Sarajevo 1914. Gavrilo Princip le dispara al Archiduque Francisco Fernando y su esposa. Un asesinato más, excepto que éste tendría consecuencias inenarrables, comenzando por decenas de millones de muertos. Un evento aparentemente nimio desata fuerzas que luego nada ni nadie puede contener. Así comienzan los grandes cambios: con pequeñas cosas que se acumulan, el viejo dicho de la gota que derrama el vaso. Pero los tiempos son engañosos y las cosas ocurren en sus tiempos, no necesariamente los del reloj político.

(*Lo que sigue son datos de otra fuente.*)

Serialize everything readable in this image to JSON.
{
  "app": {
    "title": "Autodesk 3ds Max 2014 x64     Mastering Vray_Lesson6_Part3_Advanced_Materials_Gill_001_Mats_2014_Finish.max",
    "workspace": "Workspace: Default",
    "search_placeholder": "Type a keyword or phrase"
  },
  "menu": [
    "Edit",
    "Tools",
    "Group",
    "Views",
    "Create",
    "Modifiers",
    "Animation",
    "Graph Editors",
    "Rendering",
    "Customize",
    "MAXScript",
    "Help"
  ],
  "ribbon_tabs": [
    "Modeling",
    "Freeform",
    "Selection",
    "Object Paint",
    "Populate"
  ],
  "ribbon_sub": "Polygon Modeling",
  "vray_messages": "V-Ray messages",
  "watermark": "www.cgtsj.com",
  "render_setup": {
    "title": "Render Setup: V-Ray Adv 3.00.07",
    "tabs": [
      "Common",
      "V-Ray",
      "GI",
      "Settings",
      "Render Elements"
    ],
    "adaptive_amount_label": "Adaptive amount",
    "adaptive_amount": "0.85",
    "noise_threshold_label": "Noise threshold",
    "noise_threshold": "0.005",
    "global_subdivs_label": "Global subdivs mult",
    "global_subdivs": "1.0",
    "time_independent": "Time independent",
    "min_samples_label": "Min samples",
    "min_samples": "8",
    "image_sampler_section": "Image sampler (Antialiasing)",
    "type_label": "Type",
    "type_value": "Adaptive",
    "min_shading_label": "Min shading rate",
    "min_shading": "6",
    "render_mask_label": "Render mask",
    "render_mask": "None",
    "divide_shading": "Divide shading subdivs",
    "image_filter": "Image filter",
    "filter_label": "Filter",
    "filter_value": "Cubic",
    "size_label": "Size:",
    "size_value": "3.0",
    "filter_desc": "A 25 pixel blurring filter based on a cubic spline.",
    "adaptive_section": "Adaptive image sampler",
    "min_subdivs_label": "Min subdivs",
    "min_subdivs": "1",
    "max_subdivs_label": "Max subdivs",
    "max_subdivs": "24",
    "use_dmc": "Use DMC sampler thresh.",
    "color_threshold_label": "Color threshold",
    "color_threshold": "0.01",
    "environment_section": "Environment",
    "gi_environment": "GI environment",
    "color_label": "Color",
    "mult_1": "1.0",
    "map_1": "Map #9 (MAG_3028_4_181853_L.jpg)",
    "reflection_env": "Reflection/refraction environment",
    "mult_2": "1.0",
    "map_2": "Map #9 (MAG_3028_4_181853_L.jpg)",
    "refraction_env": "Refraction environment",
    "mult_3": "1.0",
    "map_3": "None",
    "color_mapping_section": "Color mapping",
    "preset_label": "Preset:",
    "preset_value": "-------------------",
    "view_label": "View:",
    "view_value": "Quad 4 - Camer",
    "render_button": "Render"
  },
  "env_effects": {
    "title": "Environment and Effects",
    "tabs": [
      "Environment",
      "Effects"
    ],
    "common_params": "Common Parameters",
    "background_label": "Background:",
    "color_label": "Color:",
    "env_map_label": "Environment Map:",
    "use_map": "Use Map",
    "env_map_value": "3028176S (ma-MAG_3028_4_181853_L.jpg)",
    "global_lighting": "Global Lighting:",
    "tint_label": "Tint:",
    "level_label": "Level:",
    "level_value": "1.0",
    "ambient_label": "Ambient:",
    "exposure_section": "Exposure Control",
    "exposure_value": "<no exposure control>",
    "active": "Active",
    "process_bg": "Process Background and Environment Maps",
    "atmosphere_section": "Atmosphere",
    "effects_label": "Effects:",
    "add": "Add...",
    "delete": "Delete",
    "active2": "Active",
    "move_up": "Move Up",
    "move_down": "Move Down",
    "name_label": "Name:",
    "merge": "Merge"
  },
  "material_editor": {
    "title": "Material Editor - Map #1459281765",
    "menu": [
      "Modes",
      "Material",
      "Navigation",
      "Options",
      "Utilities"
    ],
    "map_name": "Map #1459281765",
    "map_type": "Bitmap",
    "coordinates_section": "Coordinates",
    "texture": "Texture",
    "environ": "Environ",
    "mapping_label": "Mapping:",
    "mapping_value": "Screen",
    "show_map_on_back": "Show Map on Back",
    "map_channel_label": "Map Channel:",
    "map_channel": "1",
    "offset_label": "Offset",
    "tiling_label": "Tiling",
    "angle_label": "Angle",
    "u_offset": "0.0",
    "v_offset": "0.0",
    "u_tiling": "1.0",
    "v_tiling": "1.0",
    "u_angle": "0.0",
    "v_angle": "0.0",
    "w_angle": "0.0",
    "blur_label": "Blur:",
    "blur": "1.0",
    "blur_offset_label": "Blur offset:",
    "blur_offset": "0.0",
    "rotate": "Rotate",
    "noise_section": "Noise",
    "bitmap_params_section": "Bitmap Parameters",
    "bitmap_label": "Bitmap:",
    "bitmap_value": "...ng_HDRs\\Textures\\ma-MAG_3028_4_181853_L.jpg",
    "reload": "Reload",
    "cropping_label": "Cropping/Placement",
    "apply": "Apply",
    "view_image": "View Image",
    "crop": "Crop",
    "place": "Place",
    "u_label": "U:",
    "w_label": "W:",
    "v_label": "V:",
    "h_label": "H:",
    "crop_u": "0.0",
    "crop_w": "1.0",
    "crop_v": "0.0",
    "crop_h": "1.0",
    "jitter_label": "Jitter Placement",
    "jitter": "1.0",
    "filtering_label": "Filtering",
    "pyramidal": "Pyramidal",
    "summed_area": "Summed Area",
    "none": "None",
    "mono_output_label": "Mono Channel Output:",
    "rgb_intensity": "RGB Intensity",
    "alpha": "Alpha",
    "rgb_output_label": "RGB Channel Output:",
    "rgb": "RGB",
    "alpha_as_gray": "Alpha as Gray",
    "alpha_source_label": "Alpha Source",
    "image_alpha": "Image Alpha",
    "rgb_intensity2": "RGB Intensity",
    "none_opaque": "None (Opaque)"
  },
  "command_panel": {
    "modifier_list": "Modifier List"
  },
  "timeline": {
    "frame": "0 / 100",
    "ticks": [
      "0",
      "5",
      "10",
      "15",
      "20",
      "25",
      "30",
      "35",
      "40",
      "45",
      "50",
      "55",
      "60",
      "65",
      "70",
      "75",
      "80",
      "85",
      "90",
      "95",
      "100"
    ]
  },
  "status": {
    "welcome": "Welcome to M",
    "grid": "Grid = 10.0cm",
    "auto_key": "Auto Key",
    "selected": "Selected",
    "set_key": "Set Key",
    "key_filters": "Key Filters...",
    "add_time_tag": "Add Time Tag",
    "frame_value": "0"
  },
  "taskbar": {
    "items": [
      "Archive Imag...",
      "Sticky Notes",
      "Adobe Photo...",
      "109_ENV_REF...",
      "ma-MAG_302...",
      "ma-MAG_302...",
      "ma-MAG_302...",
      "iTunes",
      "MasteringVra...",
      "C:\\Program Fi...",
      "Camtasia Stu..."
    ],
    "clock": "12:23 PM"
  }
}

2024 marca el periodo de transición constitucional, proceso que encarna dos elementos simultáneos, pero en direcciones opuestas: por un lado, los que se van; por el otro, los que todavía no llegan. Los primeros son conocidos, en tanto que los segundos están por definirse. Para eso son las elecciones y los mecanismos diseñados para llegar a ese momento, comenzando por las campañas mismas, periodo en el que estamos insertos en este momento.
Las campañas tratan sobre los que aspiran a llegar al gobierno y ese periodo, que en nuestro país está excesivamente definido y regulado, está diseñado para que los candidatos se den a conocer y se presenten ante el electorado. En circunstancias normales, los candidatos surgirían de sus propios procesos internos y se abocarían a conquistar los votos por parte de la ciudadanía. La teoría es muy clara, pero en esta ocasión ese proceso ha sido rebasado por las prisas del presidente por intentar ganar la elección meses antes de que ésta tenga lugar y por la forma en que se han dado las alineaciones partidistas.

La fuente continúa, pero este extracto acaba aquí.